Wednesday, December 19, 2007

In Hot Pursuit of God

With Christmas rapidly approaching, and now finding myself engrossed in plumbing repairs that are approaching $2500, it's easy to look at God as my own personal Santa.

Let me clue you in on a piece of information. God's last name is NOT Kringle. He doesn't wear a red suit and he doesn't exist for me to call on when things are going bad in my life. You see, for most of my adult life I have treated God just like a mall Santa. If things were going my way, I rarely called on him. When my wife was hit with a stroke two years ago, I cried and partially blamed him for letting that happen. Then, in the same calendar year, that December my youngest daughter went into diabetic coma and should've died. For four, agonizingly painful days, I saw little hope and felt my heart grow darker each day. It took the fourth day of her coma for me to bottom out and give her back to God. She awoke and right then and there I came to an understanding that God is God and I am not.

As I sat and pondered my plumbing woes this afternoon, something hit me. My wife has really struggled with faith issues these last two years. She's a victim of sexual abuse when she was a child, then endured a stroke, and went through watching her daughter almost die. Every time we have another health issue or financial setback, it's easy for her to take it out on God. What struck me today, and God discusses this concept over and over again in the Bible, (depending on your translation) is that I really am in a marriage relationship with the Lord.
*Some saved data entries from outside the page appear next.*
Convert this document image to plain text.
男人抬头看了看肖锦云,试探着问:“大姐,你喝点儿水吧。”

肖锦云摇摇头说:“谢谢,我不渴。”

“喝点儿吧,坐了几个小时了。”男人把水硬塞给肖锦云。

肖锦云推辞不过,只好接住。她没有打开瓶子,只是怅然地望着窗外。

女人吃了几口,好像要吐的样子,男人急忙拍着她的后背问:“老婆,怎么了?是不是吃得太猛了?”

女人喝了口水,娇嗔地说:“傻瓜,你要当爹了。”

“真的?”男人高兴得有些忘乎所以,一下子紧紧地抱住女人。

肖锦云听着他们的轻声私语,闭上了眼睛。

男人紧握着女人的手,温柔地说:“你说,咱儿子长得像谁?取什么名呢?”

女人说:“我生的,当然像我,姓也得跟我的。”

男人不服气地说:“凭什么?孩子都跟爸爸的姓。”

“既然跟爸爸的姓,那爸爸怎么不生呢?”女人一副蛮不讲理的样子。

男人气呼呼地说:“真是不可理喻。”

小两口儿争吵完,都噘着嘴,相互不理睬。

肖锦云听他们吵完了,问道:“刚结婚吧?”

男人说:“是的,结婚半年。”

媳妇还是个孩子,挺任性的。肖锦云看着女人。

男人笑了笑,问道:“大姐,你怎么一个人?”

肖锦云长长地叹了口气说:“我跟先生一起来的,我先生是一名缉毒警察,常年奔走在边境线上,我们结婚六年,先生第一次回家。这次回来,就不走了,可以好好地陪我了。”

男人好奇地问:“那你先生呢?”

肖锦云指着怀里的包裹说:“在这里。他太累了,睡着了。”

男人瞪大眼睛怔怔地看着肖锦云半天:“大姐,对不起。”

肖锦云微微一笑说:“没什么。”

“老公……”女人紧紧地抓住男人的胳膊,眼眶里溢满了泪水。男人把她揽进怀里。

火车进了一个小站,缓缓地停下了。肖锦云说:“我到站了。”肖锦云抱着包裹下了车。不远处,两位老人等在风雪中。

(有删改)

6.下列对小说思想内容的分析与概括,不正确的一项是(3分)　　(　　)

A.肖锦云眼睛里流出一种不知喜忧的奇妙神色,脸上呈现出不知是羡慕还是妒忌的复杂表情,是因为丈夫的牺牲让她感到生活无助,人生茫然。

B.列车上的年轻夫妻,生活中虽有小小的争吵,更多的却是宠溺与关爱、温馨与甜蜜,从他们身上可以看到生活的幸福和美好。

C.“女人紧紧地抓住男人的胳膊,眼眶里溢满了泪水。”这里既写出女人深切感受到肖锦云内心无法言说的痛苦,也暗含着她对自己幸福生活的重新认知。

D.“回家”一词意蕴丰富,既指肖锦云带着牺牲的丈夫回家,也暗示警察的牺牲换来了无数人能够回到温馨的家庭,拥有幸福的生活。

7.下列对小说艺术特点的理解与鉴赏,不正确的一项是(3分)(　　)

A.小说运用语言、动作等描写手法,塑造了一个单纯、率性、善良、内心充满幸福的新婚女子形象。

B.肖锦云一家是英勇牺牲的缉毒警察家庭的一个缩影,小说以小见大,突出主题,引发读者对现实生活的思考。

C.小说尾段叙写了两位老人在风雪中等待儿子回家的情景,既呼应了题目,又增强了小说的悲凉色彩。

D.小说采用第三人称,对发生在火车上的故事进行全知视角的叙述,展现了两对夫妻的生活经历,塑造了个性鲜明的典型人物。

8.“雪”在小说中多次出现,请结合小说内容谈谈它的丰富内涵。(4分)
For better or worse, richer or poorer, sickness and in health, no matter what, I am his and he loves me in spite of my shortcomings. In our society, given the wretchedly horrible numbers of divorced in America, most people seem to have selective hearing when it comes to vows. They only hear better, richer, and health. When it comes to worse, poorer, and sickness it's time to throw up their hands and quit.

There's a great quote in the movie, "Facing the Giants" in which the head coach is calling his team to aspire to something greater as they had lost some key games. He tells them, "We praise him [God] when it's good and praise him when it's bad." How apropos!

I'm in a covenant relationship with God, just as Abraham was. Even when things are bad, I give praise to God. At least I have a home that has plumbing. I have a nice vehicle, a job, two healthy kids, and a tremendously faithful wife that I DO NOT deserve! God never promised sunshine, flowers, and rainbows. He did promise Adam life would be hard after he banished him from the Garden.

So, as I'm faced with my own personal "giants," I will praise him in good times and bad, better or worse, richer or poorer, sickness and in health 'til death do I join him in all eternal splendor.

My life is a journey and like the LAPD on Cops, I'm in hot pursuit...of God.

That's my confession. What's yours?

May God bless you!!!



TFR

2 comments:

Steven Rigney said...

Whenever times are tough for me I think of the book of Job. And although I don't think I'm that worthy, I remember that just because things are bad, doesn't mean there's not a plan. Then I'll say a little prayer thanking Him for making some things more precious in my life through this.

The Fat Runner said...

Excellent comment, Steven. I can always think of someone less fortunate than I am. God indeed has a plan for us--to protect us and guard our futures.

God bless you and Merry Christmas to you and your family!!!